The paper gives a concrete example about the application of this approach to hazard management systems, inspired from the experience acquired from the research activity of 70 master's students, organized in three working groups. The systems modeled with the newly created language are related to multiple types of hazards. The students studied early warning and alert systems for: fire detection in an urban environment or in a forest, oil spills, floods, tsunami, landslides induced by heavy rainfalls, volcano, tornado, earthquakes, cyclones etc. Due to the large variety of these phenomena, it is difficult to define a common language that is specific to the hazard management domain, yet capable to distinguish the particularities and the differences between the existing systems.

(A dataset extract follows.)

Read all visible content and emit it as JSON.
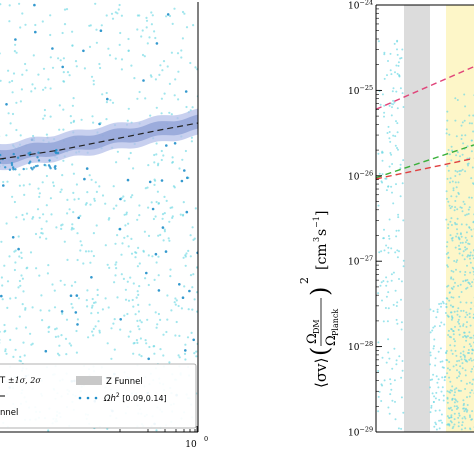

The method adopted is a combination of individual and team work, and the resulted tools are mostly driven by the students’ findings. After the application domain was chosen, there is a lecture that briefly presents the theoretical background. Afterwards, the students have to study a real-life system, chosen from a large set of examples. They use publicly available documentation, like scientific papers, standard specifications, project deliverables etc., and they have to represent a conceptual diagram, containing classes and relationships, with a general modelling language. After that, there are two collaborative sessions; the former consists of presentations of the individual studies in front of the entire class, so each student finds out all the examples studied by his or her colleagues; the latter is dedicated to the analysis of the entire set of conceptual diagrams, with the aim of deducing abstract concepts and relationships that are general enough for characterizing any of those systems. Based on this, students represent the abstract syntax of a new modelling language with Generic Modeling Environment and they generate a correspondent editor, further used by each student for representing the system chosen for the individual case study.
Keywords:
Model Driven Engineering, Research in Education, Hazard Management.